Dès lors, les dommages causés par la faute intentionnelle d’un préposé devront être pris
en charge par l’assureur, ces deux articles étant d’ordre public(11) . Au demeurant, cette
solution parait logique puisque le fait du préposé présente un caractère aléatoire pour
l’assuré.

A priori, le concept « d’assuré » semble évident à cerner : il s’agit du souscripteur mais
dans un certain nombre d’hypothèses, il pourra s’agir d’un bénéficiaire distinct. Ainsi, quels
sont les effets d’une faute intentionnelle commise par un assuré pour compte ? De même,
pour la faute commise par le conjoint, partenaire ou concubin de l’assuré ? Enfin, une
personne morale peut-elle être l’auteur d’une telle faute ?

§ 1 – Assuré pour compte

D’après l’article L. 113-1, seule la faute de l’assuré peut être constitutive d’une faute
intentionnelle, c’est-à-dire de la personne étant exposée au risque couvert. Dans le cadre
de l’assurance pour compte, l’assuré sera la personne désignée au contrat en qualité de
bénéficiaire, à l’exclusion du souscripteur. Par voie de conséquence, la faute intentionnelle
du souscripteur ne devrait pas pouvoir être opposée au bénéficiaire.
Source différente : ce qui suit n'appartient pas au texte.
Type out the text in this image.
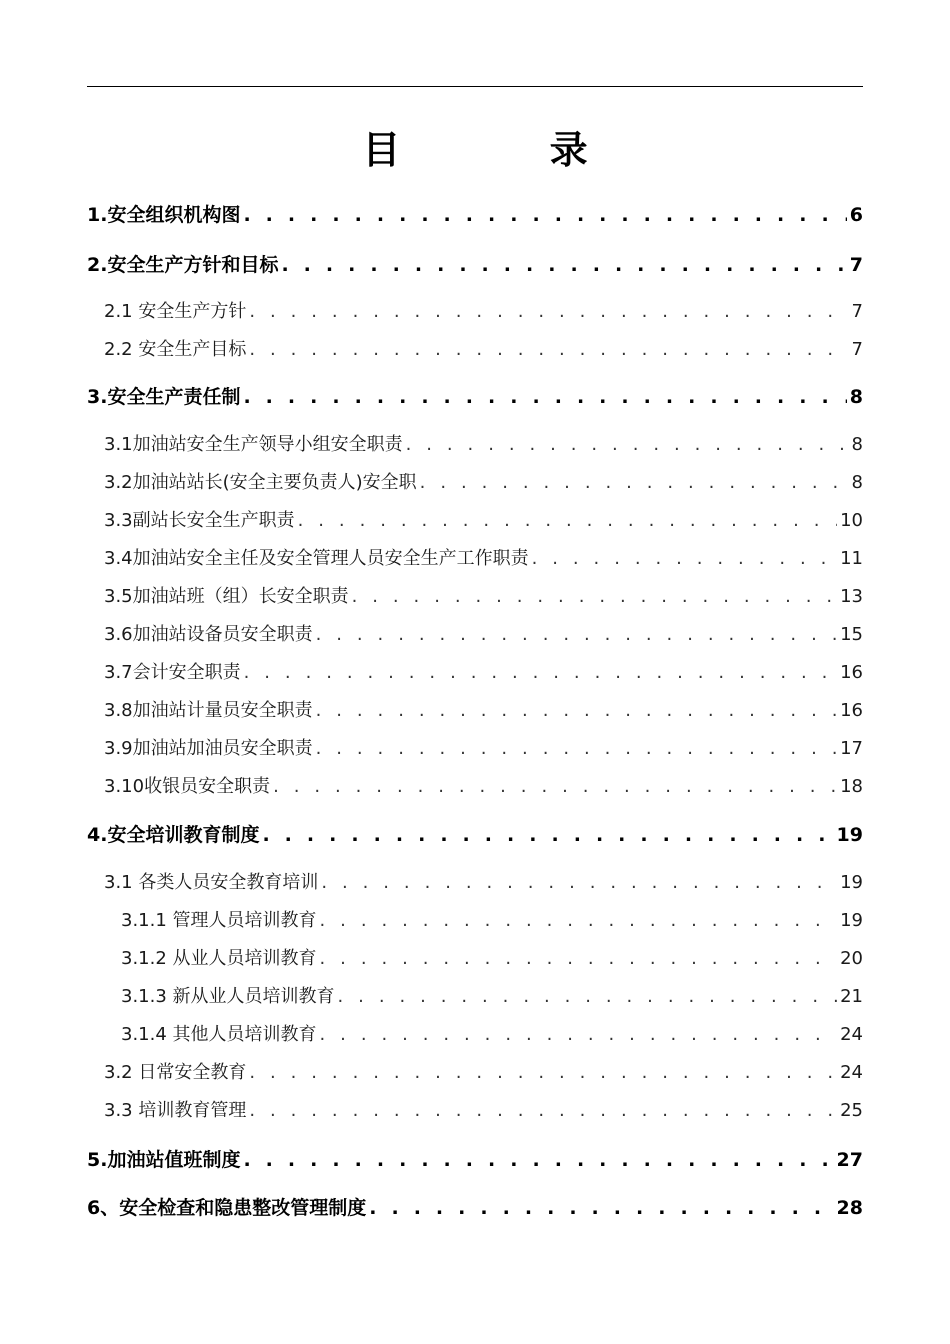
目 录
1.安全组织机构图 . . .	6
2.安全生产方针和目标 . . .	7
2.1 安全生产方针 . . .	7
2.2 安全生产目标 . . .	7
3.安全生产责任制 . . .	8
3.1加油站安全生产领导小组安全职责 . . .	8
3.2加油站站长(安全主要负责人)安全职 . . .	8
3.3副站长安全生产职责 . . .	10
3.4加油站安全主任及安全管理人员安全生产工作职责 . . .	11
3.5加油站班（组）长安全职责 . . .	13
3.6加油站设备员安全职责 . . .	15
3.7会计安全职责 . . .	16
3.8加油站计量员安全职责 . . .	16
3.9加油站加油员安全职责 . . .	17
3.10收银员安全职责 . . .	18
4.安全培训教育制度 . . .	19
3.1 各类人员安全教育培训 . . .	19
3.1.1 管理人员培训教育 . . .	19
3.1.2 从业人员培训教育 . . .	20
3.1.3 新从业人员培训教育 . . .	21
3.1.4 其他人员培训教育 . . .	24
3.2 日常安全教育 . . .	24
3.3 培训教育管理 . . .	25
5.加油站值班制度 . . .	27
6、安全检查和隐患整改管理制度 . . .	28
La Cour de cassation suit ce principe en considérant que l’assuré pour compte peut se
voir opposer sa faute intentionnelle(12). Cette solution apparait cohérente puisque cet
assuré est porteur de l’intérêt d’assurance. Néanmoins, la Cour de cassation a aussi eu
l’occasion d’énoncer que la faute du souscripteur d’une assurance pour compte était
opposable au bénéficiaire(13). D’après le Professeur Bigot(14), cette solution jurisprudentielle
serait justifiée par le fait que le contrat d’assurance pour compte contient deux garanties
distinctes : une assurance de responsabilité au profit du souscripteur, et une assurance de
chose au profit du bénéficiaire. Or, lorsque le souscripteur commet une faute
intentionnelle, l’assureur est en droit de dénier sa garantie pour le volet assurance de
responsabilité puisque dans cette hypothèse le souscripteur a la qualité d’assuré.
Cependant, pour admettre ce raisonnement, il faut partir du principe que l’assurance de
responsabilité est amenée à jouer en priorité sur le volet assurance de chose(15).
La notion d’assuré pose aussi problème lorsque des personnes entretiennent des rapports
très étroits avec le véritable assuré.

§ 2 – Conjoint, partenaire ou concubin de l’assuré

Concernant les couples mariés, dans l’hypothèse où un époux a contracté seul un contrat
d’assurance, son conjoint n’aura en principe pas la qualité d’assuré. Il en va de même pour
les partenaires pacsés et a fortiori pour les concubins. Ainsi, ces personnes, ni présentes, ni
représentées à la conclusion du contrat n’ont pas la qualité d’assuré et le fait qu’elles
commettent une faute intentionnelle ne permet pas à l’assureur de dénier sa garantie. Cette
solution paraît relativement injuste, d’autant plus lorsqu’elle est rapprochée du dispositif de
l’article L. 121-12, alinéa 3 du Code des assurances. Celui-ci prévoit que « l’assureur n’a
aucun recours contre les enfants, ascendants, descendants, alliés en ligne directe,
préposés employés, ouvriers ou domestiques, et généralement toute personne vivant
habituellement au foyer de l’assuré, sauf cas de malveillance ». Ainsi, l’assureur qui ne
parviendrait pas à prouver la malveillance de l’auteur de la faute ne pourrait pas se
retourner contre lui si sa qualité se trouve énumérée à cet article.
La Cour de cassation a choisi une conception stricte de la notion d’assuré(16). Ainsi,
d’après un arrêt du 26 mai 1994(17), un local à usage de commerce et d’habitation avait
été partiellement détruit par un incendie. Ledit local avait été donné à bail à deux
époux et Monsieur a été condamné pénalement pour avoir provoqué cet incendie.
Néanmoins, un contrat d’assurance avait été ratifié par Madame. Les juges du fond
ayant condamné l’assureur à garantir le sinistre, celui-ci s’est pourvu en cassation en
invoquant l’article L. 113-1 alinéa 2 du Code des assurances. Son pourvoi fut pourtant
rejeté, malgré la communauté d’intérêts qui unissait les époux.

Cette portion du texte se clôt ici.